First, the software doing that retrieval is not very "smart". It isn't always fantastic at determining what is relevant.
Second, the way current LLMs work --- at least insofar as I've looked --- is to try to generate text that would follow subsequent to the prompt by predicting tokens that are probable based on what it's seen.
But...what it's getting, in the background, in the prompt is a bunch of discombobulated snippets of text. And my experience is that if you want to generate text in some style, like that of a novel, seeing a bunch of snippets isn't great for that, since that doesn't look much like a novel. It may be that there are techniques for dealing with that.
Third, this also doesn't work well with the K-V cache approach, since each prompt that actually goes to the LLM can look completely different from the previous one, so you'll constantly be getting cache misses and having to recompute stuff.
My own bet is that what we're going to wind up doing is having some form of new data structure --- possibly a neural net, but might look somewhat different from the multilayer model used by the LLM to store static memories, IMHO. I wouldn't be terribly surprised if this is something more like a directed acyclic graph, and I'd guess that it'll also do something akin to how red-black tree rotations see constant accesses restructure the data structure to bring more-frequently-used nodes closer to each other (though I don't personally think that it'll just be doing specifically a rotation. I'm just providing an example of another datastructure that dynamically restructures itself based on use). That'll be a mutable memory, to act like the "context" that human minds have when they're working on a problem. It'll provide properties that today human minds have and LLMs don't, like where repeatedly doing something makes you better at it. Just as we mentally associate things that we've experienced in the past together, so too will future AIs.

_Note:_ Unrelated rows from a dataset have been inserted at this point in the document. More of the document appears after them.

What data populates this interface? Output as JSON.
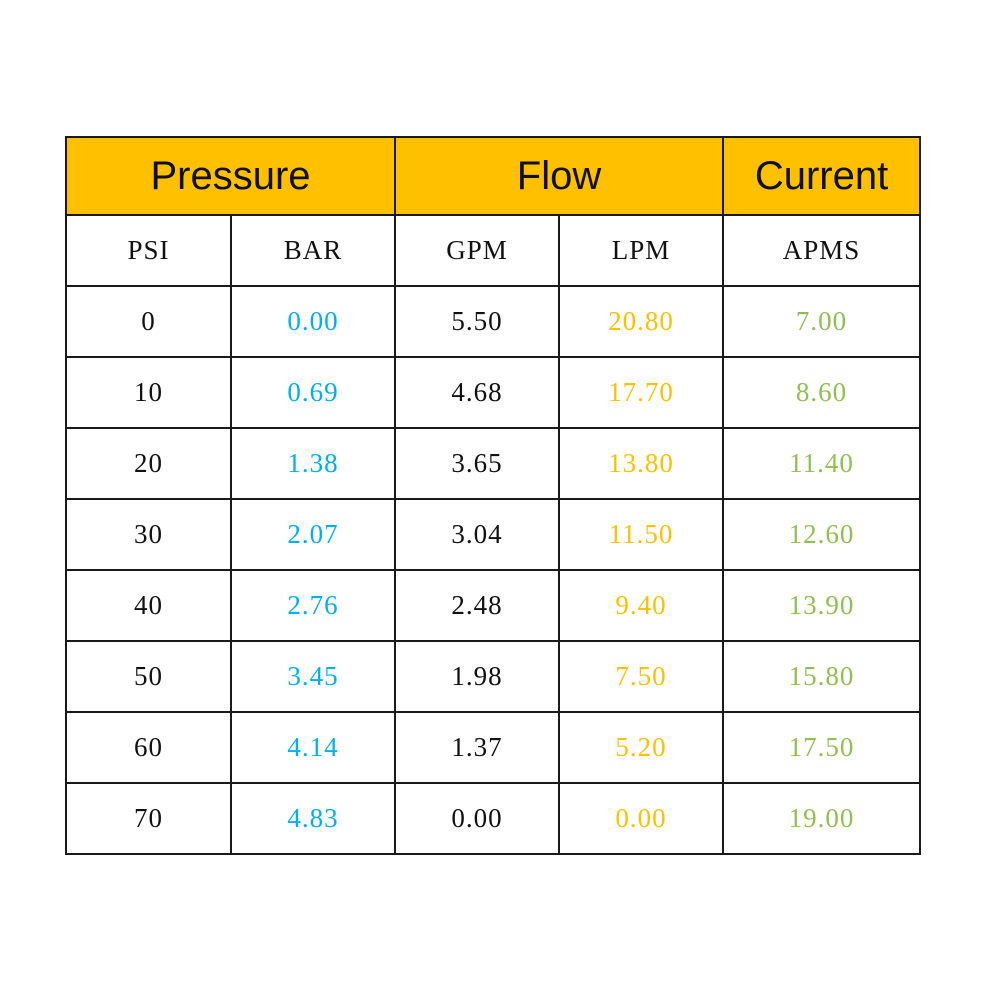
{
  "groups": [
    {
      "label": "Pressure"
    },
    {
      "label": "Flow"
    },
    {
      "label": "Current"
    }
  ],
  "columns": [
    "PSI",
    "BAR",
    "GPM",
    "LPM",
    "APMS"
  ],
  "colors": {
    "header_bg": "#FFC000",
    "bar": "#00B0F0",
    "lpm": "#FFC000",
    "amps": "#92C050"
  },
  "rows": [
    [
      "0",
      "0.00",
      "5.50",
      "20.80",
      "7.00"
    ],
    [
      "10",
      "0.69",
      "4.68",
      "17.70",
      "8.60"
    ],
    [
      "20",
      "1.38",
      "3.65",
      "13.80",
      "11.40"
    ],
    [
      "30",
      "2.07",
      "3.04",
      "11.50",
      "12.60"
    ],
    [
      "40",
      "2.76",
      "2.48",
      "9.40",
      "13.90"
    ],
    [
      "50",
      "3.45",
      "1.98",
      "7.50",
      "15.80"
    ],
    [
      "60",
      "4.14",
      "1.37",
      "5.20",
      "17.50"
    ],
    [
      "70",
      "4.83",
      "0.00",
      "0.00",
      "19.00"
    ]
  ]
}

It may also be that something like this replaces in part the multilayer neural nets that are LLMs today. My own personal bet is that ultimately, a lot of the way advanced AIs work will not be LLM-based; LLMs just don't have properties that mirror how human minds in a number of ways. Maybe advanced AIs will incorporate an LLM as a component.
But --- and I haven't been following the research closely here --- I don't think that that's currently something being worked on, or at least not widely.
But I do think that, yes, advanced AIs are going to need the ability to do something like that as they head towards approach human capabilities.
Ai will be running bunkers for the billionaires by then.
Advocating for AI isn't liking anchovies on pizza...
It's like asking why people don't like a crackhead smoking crack in elementary classrooms while class is happening.
And then after the crackhead shits in the water fountain and takes all the kids lunch money.
It's reayan apt comparison. AI is like letting crackheads live in elementary schools with zero oversight.
OpenAI claims that is solved it without regurgitating what was fed into the model, but they have lied about that kind of thing before.
If this sounds familiar to you, it’s because this isn’t the first time OpenAI has made such a bold claim. Seven months ago, the AI giant’s former VP Kevin Weil posted on X: “GPT-5 found solutions to 10 (!) previously unsolved Erdős problems and made progress on 11 others.”
It turns out, GPT-5 didn’t actually solve those problems; it just found solutions that already existed in the literature.